A “final knowledge” exam is required for certification. Thomas said it took him 6 and a half hours to complete his entirely hand-written exam. Candidates are required to fill out a blank version of the “drug matrix” from memory, as well as answer multiple choice and fill-in-the-blank questions. 

Though drug recognition experts emerge from their training armed with hours of curriculum and evaluations, critics of the DRE program say the process is a pseudoscience, not grounded in medical or scientific knowledge. 

Both Amuimuia and Thomas said this criticism ignores the intensity of the DRE training and the fact that DREs are taught to take “all factors” of a subject’s arrest and evaluation into consideration. 

“Until [critics] come see the process and understand what we do, they’re going to be clueless,” Thomas said. “We’re not trying to convince people that we’re always right, because we’re still human, we still make slight errors. But when we do our DRE evaluations, we look at everything involved, and that’s what we preach and preach and preach — that it’s not just one or two aspects of it, it’s every aspect of it.” 

Amuimuia echoed this sentiment. 

“Most people that I talk to who think it’s ‘voodoo’ — they like to use that word — they didn’t go through the class,” Amuimuia said. “Unless they’re taught exactly how to do it and what they’re looking for and why they’re looking for that, and that it’s backed by medical science, you’re gonna have your naysayers.
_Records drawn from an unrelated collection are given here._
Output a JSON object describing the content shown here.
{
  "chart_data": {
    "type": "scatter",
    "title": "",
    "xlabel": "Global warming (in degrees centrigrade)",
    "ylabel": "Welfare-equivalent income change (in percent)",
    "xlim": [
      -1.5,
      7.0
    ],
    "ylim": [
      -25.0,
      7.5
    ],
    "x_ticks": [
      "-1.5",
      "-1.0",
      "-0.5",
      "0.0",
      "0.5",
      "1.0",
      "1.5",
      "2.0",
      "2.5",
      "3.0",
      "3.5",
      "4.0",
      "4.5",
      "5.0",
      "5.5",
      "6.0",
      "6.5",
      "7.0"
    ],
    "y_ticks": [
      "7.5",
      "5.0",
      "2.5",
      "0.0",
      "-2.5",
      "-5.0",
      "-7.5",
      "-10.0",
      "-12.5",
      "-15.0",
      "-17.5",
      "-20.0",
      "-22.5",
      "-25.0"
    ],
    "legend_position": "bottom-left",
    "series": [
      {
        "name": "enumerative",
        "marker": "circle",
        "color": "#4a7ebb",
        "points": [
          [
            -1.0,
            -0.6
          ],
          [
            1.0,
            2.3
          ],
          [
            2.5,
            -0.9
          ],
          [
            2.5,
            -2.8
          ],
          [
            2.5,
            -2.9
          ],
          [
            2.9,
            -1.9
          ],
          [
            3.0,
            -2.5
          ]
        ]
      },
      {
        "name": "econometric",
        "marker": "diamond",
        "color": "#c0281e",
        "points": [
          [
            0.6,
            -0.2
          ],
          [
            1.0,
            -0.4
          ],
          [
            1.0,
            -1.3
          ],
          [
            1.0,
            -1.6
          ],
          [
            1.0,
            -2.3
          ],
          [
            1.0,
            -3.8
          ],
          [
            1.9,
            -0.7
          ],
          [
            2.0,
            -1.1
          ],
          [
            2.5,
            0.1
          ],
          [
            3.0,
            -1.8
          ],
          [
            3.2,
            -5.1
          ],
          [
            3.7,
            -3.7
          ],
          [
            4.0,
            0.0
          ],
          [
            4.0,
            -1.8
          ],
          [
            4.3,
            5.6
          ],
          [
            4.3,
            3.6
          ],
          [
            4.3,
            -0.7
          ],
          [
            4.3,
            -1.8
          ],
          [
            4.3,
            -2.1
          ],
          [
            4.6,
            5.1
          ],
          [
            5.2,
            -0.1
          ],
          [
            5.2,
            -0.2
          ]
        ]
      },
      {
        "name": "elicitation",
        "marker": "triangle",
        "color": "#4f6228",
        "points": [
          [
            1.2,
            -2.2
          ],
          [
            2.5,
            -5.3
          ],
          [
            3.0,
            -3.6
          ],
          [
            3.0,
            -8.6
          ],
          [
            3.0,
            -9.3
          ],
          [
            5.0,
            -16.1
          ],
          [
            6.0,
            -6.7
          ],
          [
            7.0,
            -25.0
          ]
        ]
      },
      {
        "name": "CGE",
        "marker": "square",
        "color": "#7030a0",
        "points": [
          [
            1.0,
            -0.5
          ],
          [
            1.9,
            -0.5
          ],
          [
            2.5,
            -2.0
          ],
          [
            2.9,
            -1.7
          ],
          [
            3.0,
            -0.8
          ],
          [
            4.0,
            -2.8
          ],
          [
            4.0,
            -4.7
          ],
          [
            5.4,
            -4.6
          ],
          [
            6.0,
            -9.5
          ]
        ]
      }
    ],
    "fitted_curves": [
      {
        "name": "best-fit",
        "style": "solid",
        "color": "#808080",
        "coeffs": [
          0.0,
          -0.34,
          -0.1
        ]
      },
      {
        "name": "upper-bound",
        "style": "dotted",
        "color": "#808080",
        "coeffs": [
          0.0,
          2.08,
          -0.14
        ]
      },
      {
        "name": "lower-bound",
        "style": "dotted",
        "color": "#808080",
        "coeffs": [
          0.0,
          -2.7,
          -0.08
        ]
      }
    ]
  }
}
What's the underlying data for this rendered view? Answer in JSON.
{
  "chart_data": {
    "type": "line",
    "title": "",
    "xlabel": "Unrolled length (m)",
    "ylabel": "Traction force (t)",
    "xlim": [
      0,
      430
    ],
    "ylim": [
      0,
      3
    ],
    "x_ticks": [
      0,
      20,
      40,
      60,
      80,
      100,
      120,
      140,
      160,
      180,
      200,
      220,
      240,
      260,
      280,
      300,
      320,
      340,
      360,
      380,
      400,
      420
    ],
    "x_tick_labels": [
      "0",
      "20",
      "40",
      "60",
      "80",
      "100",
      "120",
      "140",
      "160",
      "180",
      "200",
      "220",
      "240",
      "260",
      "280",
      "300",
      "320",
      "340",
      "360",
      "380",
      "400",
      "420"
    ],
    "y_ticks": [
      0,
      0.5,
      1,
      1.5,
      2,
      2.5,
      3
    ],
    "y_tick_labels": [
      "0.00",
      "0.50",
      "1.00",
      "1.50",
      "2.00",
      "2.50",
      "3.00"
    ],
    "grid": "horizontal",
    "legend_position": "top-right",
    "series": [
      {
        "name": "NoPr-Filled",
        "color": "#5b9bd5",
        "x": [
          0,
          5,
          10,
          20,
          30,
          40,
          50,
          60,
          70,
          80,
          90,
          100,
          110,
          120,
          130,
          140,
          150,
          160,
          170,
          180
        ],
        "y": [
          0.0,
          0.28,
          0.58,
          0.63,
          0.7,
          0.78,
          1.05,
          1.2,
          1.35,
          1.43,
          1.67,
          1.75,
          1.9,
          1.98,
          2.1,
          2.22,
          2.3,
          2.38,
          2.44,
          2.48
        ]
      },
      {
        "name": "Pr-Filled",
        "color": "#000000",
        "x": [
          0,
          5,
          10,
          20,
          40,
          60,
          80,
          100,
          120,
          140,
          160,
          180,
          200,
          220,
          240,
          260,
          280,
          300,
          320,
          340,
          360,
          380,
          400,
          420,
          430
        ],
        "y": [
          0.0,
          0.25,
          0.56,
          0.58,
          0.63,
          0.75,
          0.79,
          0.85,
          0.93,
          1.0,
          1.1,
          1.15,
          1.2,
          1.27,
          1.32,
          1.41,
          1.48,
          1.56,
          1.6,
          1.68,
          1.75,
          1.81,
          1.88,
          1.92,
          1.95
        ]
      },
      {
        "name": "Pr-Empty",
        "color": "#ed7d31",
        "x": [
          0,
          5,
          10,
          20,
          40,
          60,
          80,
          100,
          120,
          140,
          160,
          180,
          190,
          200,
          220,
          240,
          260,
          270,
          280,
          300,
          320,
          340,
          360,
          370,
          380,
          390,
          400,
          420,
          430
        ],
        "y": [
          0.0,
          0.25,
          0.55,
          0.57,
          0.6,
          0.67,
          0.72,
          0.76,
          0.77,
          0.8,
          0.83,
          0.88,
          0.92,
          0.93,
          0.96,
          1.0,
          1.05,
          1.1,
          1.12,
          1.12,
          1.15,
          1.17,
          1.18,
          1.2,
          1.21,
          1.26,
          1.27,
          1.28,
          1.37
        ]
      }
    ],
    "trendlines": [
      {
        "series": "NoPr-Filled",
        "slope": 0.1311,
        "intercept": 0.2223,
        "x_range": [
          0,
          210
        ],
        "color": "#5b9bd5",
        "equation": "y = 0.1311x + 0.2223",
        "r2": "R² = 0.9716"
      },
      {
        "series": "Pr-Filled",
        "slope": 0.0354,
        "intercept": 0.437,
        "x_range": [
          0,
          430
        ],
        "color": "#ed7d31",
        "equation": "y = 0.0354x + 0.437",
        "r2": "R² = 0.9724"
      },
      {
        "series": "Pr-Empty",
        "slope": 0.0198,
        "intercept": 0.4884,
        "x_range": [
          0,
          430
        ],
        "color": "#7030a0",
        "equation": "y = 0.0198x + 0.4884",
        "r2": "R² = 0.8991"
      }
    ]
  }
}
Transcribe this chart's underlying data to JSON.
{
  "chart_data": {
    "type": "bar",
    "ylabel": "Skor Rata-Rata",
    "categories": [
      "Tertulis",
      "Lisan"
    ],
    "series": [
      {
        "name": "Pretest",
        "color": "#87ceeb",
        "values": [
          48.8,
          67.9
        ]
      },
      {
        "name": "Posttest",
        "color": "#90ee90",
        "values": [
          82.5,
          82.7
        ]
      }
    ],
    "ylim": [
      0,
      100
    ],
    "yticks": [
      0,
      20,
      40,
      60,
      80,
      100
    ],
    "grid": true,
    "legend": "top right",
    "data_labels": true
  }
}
Let’s put it this way: I haven’t had any DREs that went through the program and then just quit being a DRE because they didn’t believe in it.” 

Another criticism of the DRE program is that it leaves too much power in the hands of an arresting officer, whose sole judgement about the state of a subject’s impairment dictates whether or not that subject will be arrested, even if they pass a Breathalyzer test on the roadside. Thomas said that though a DRE taking advantage of his or her authority and training is “rare,” he understands the impact such misuse can have, referencing the “case law” of the Georgia ACLU lawsuit. 

“There are officers out here that take their training and go rogue with it,” Thomas said. “Police officers do it, I can’t say that everybody’s perfect. But I do know our program, I do know the people that work for the DRE program in Arkansas, and I know the instructors. And that is the one thing that we push on the instructing side of it: Your reputation goes over not just you, but the whole DRE program. Let’s face it, case law can screw it up for everybody. One bad case law, and everybody’s behind the eight ball.” 

As of Aug. 16, Arkansas has issued 19,227 medical marijuana ID cards to qualified patients and caregivers. Three of the state’s five cultivation facilities are growing, processing and selling marijuana to the eight dispensaries open; the other two cultivation facilities and many more dispensaries are poised to open by the end of the year. As of Aug. 13, the eight dispensaries combined have sold almost 730 pounds of marijuana, bringing the state’s burgeoning medical cannabis industry to $5.28 million in sales.